Is the young bride’s beau who he appears to be?

I Married a Monster from Outer Space Review

Bill and Marge are just about to be married. Just one last hurrah for Bill – a bachelor party – then he’ll meet bonny Marge at the altar. But Bill steps away from the party and an alien abducts him, then replicates his form and proceeds to the chapel. At first, Marge doesn’t suspect a thing. 

I Married a Monster from Outer Space recycles the tried and true Invasion of the Body Snatchers yarn in which communists – sorry, aliens – walk among us, disguised as everyday folk, even our spouses. The plot here toys with that uncomfortable awkwardness of newlyweds once the honeymoon concludes as they gradually discover that they haven’t married the person they thought they had. 

It also introduces a novel back story for the aliens. The sun around which the aliens’ planet orbited went super-nova and wiped out half the population; all of the females.
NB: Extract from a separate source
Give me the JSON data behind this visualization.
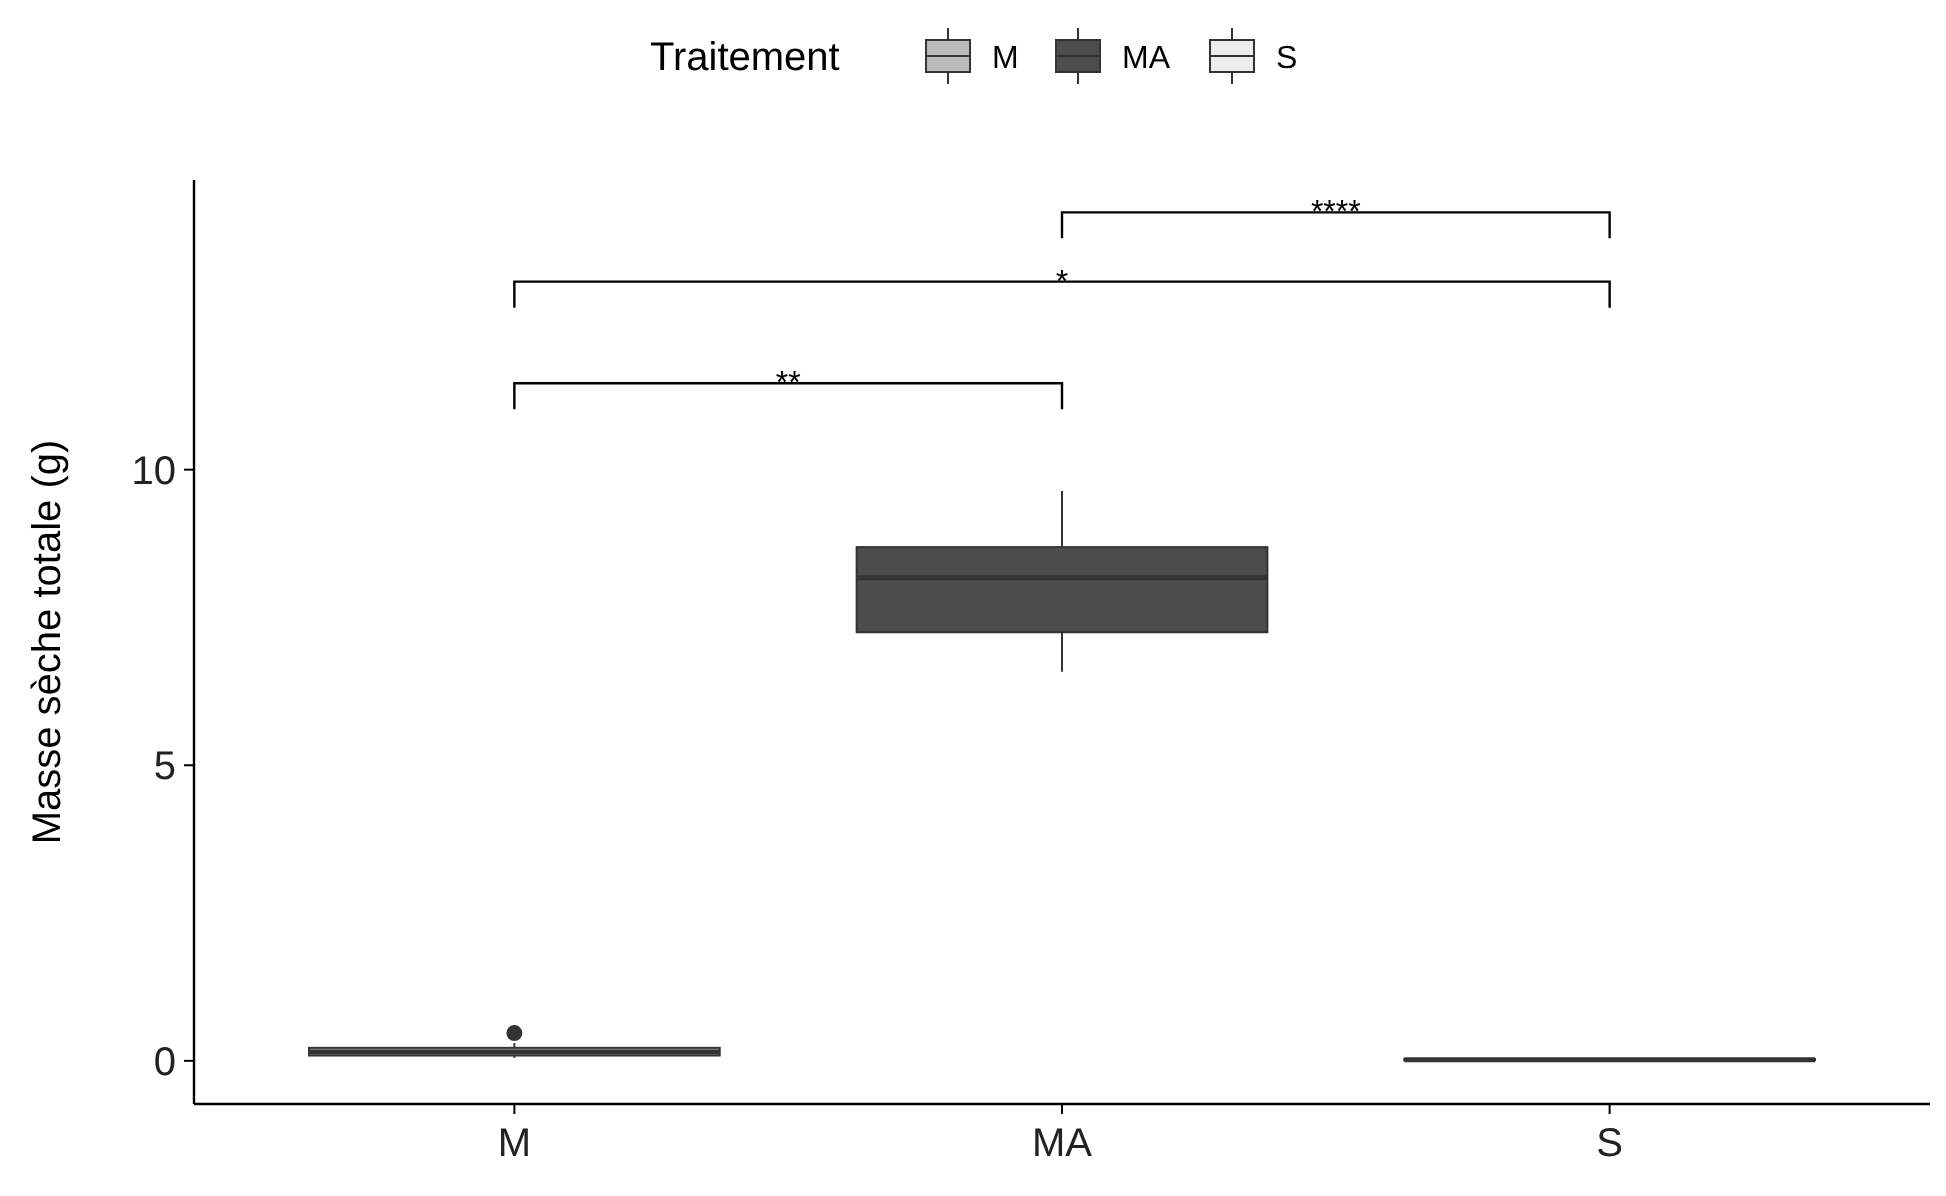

Only male aliens remained. 

Predictably, the aliens hatched a plan whereby they would fold themselves into American communities by replacing human men with exact replicas, marry human women, then modify their anatomies so as to permit them to gestate alien infants, thereby breeding the alien population back to pre-nova levels. 

And they might have gotten away with it, too, were it not for the meddling of Marge.

Part of the reason for the popularity of these kinds of movies (It Came from Outer Space is another great example) was the 1950s red scare – the fear that Soviet operatives lived among us, masquerading as ordinary Americans. The other part was the cost savings in the special effects department that inured to a plot utilizing aliens who appear to be just like us. Saves a lot of make-up, prosthetics, and antenna expense. 

In most cases, though, the true, hideous form of the aliens is still featured in a climactic reveal. That’s the case, here. And it’s nothing new. But here’s something you don’t see often: dogs as deus ex machina. Make it to the end of the film, and you’ll see what I mean.

Worth Watching?

If you’re in the mood for that kind of thing, then sure. Why not?